Red wine, butter, milk, and chocolate all pair beautifully with cardamom, which brightens and deepens the cake's bold but mellow flavor. If the Victorians cooked with cardamom, this peculiar but delightful cake would surely have been in their repertoire.

The cardamom flavor, particularly its menthol quality, increases as the cake chills, so you may want to use less if storing it for several days.

Recipe Details

Cardamom Lee's Cake Recipe

Active 20 mins
Total 4 hrs
Serves 12 servings

Ingredients

  • 2 cups heavy cream, cold
  • 1/2 cup Dutch-processed cocoa powder
  • 1/4 cup sugar
  • 1/4 to 1/2 teaspoon cardamom seeds, finely ground (pod shells removed), to taste
  • 1/2 teaspoon kosher salt
  • 3/4 cup whole milk
  • 3/4 cup red wine
  • 80 butter biscuit cookies (4 200-gram packages of tea biscuits; recommended: Leibniz)

Directions

  1. In a large bowl, combine cream, cocoa powder, sugar, cardamom seeds, and salt. With an electric mixer or whisk, whip until cream forms stiff peaks.

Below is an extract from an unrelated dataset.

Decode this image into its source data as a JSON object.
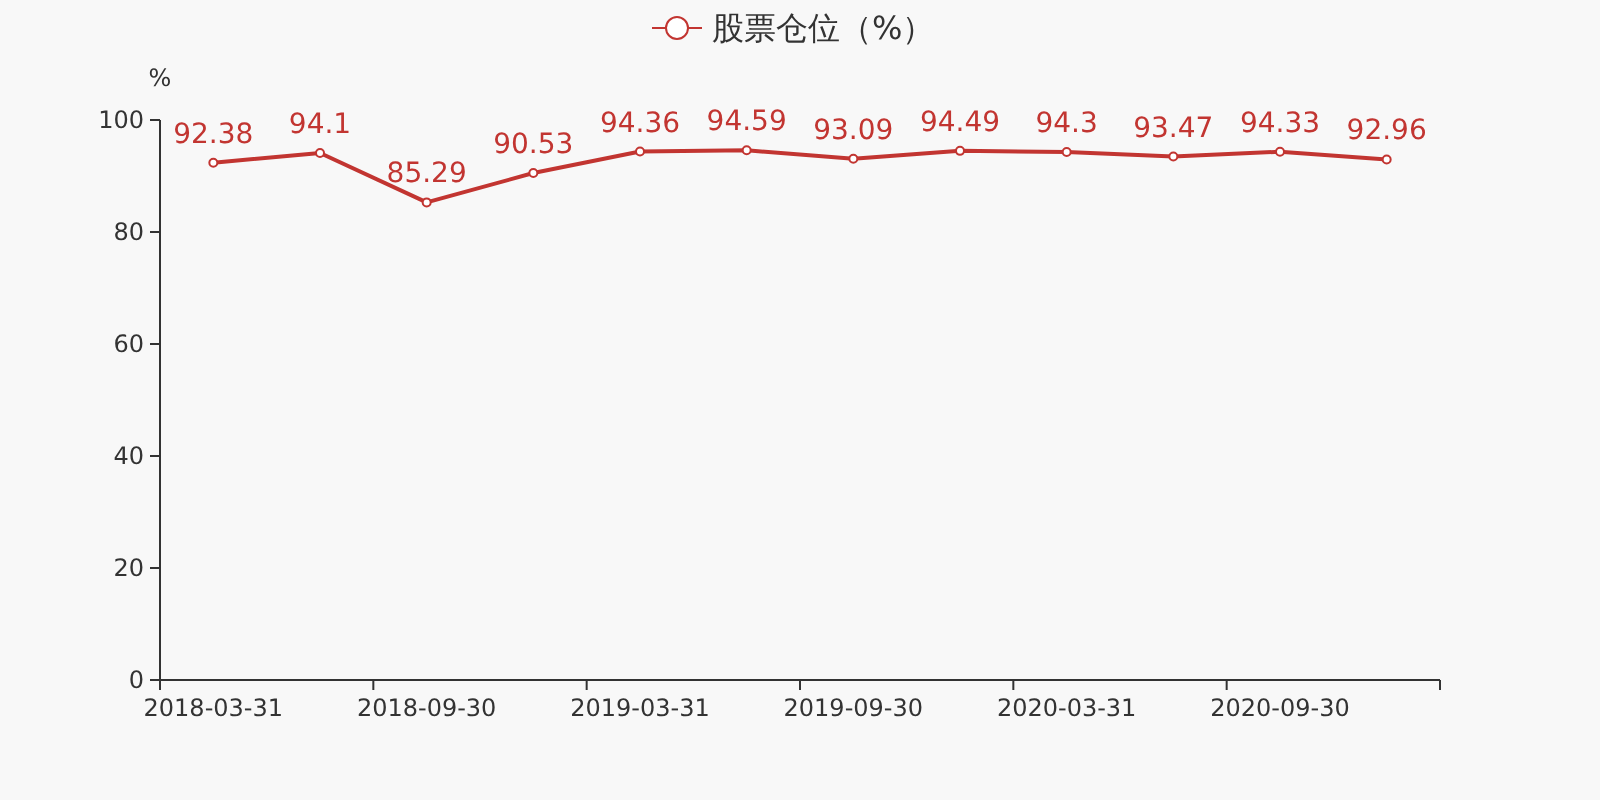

  2. In a pie plate or wide, shallow dish, combine milk and wine. Briefly dip biscuits in milk-wine mixture, about 5 seconds, then arrange in a single layer in a 9 by 13 cake pan (about 18 cookies per layer). Using an offset spatula, spread 1/4 of whipped cream in a thin, even layer across biscuits, taking care not to tear layer.

  3. Repeat with three more layers of biscuits and whipped cream, cover with plastic wrap, and refrigerate for four hours (or up to overnight). Serve chilled.